Fünf Spiele, fünf Siege, Sturm Graz hat gerade den besten Saisonstart der Klubgeschichte hingelegt. Wie halten Sie Ihre Spieler auf dem Boden?

Franco Foda: Ich glaube, meine Spieler sind sehr bodenständig. Sie wissen: Das ist eine Momentaufnahme, der Fußball lebt nicht in der Vergangenheit, man muss sich tagtäglich neu beweisen.

Alle Siege gelangen mit einem Tor Unterschied, in jeder Partie hat Ihre Mannschaft zumindest ein Gegentor kassiert. Wenn man ein Haar in der Suppe finden möchte – ist es die noch unerfahrene Defensive?

Nein.

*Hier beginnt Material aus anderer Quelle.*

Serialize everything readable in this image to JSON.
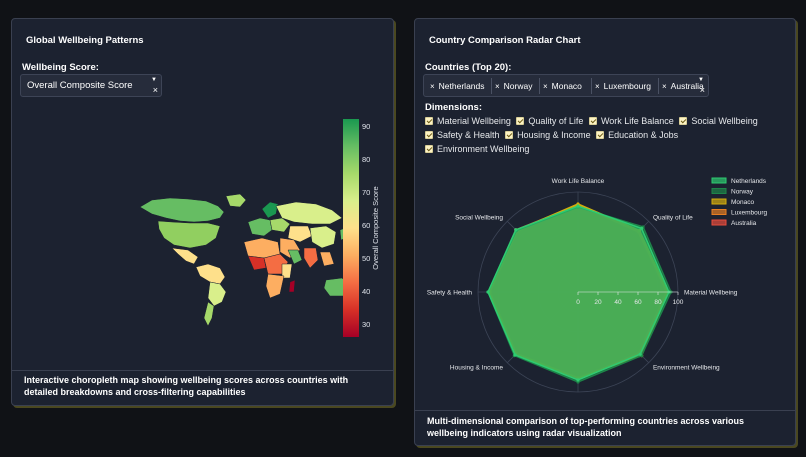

Die Defensivarbeit beginnt ja schon bei den Angreifern. Wir haben im Prinzip von Beginn an mit nur einem gelernten Innenverteidiger gespielt, mit Dario Maresic (17 Jahre alt, Anm.). Wir mussten wegen der vielen Ausfälle kompensieren und umbauen, da haben wir gute Lösungen gefunden, das System etwas verändert. Wenn wir alle Spiele mit einem Tor Unterschied gewinnen, ist es mir eigentlich egal, wie viele Gegentore wir bekommen.

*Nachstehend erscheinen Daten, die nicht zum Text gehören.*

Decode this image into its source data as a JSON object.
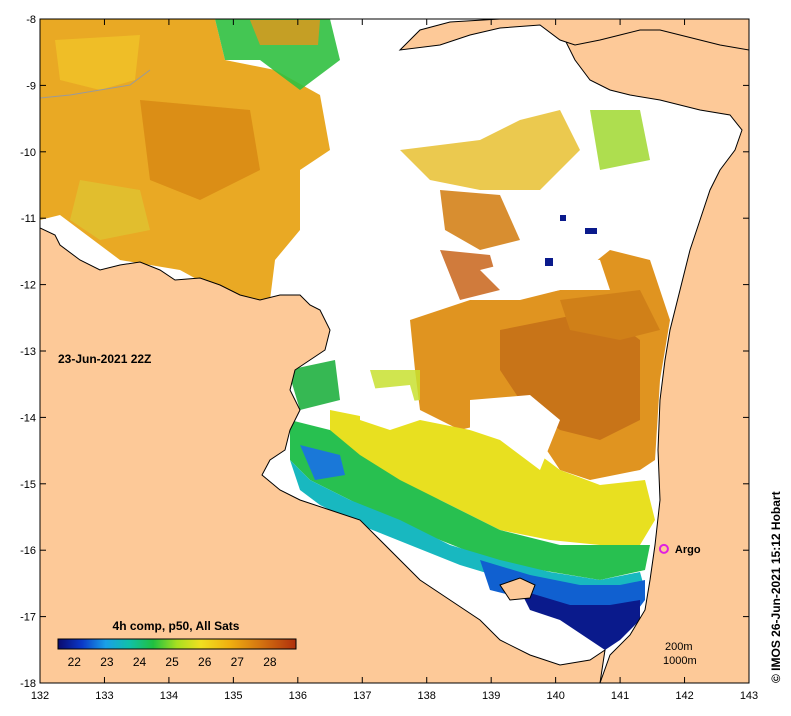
{
  "map": {
    "timestamp_label": "23-Jun-2021 22Z",
    "credit": "© IMOS 26-Jun-2021 15:12 Hobart",
    "lon_ticks": [
      "132",
      "133",
      "134",
      "135",
      "136",
      "137",
      "138",
      "139",
      "140",
      "141",
      "142",
      "143"
    ],
    "lat_ticks": [
      "-8",
      "-9",
      "-10",
      "-11",
      "-12",
      "-13",
      "-14",
      "-15",
      "-16",
      "-17",
      "-18"
    ],
    "colorbar": {
      "title": "4h comp, p50, All Sats",
      "ticks": [
        "22",
        "23",
        "24",
        "25",
        "26",
        "27",
        "28"
      ]
    },
    "argo": {
      "label": "Argo",
      "lon": 141.68,
      "lat": -15.98,
      "color": "#e020e0"
    },
    "contours": [
      "200m",
      "1000m"
    ],
    "colors": {
      "land": "#fdc998",
      "ocean_nodata": "#ffffff",
      "coast": "#000000",
      "bathy_contour": "#9a9a9a"
    }
  }
}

Die Dreierkette ist also nur eine Notlösung?

Das hat nicht nur mit Ausfällen zu tun. Entscheidend ist, wie man eine Dreierkette interpretiert. Sie kann im Spiel auch zu einer Fünferkette, zu einer Viererkette werden. Wir wollten immer im System flexibel sein. Wichtiger für mich ist aber die taktische Ausrichtung. Was wollen wir mit, was wollen wir gegen den Ball machen, wo wollen wir attackieren, wie wollen wir attackieren. Das System sagt nur etwas über die Besetzung der einzelnen Positionen aus.

Die Neuzugänge Thorsten Röcher und Robert Zulj sind aus diesem System nicht mehr wegzudenken.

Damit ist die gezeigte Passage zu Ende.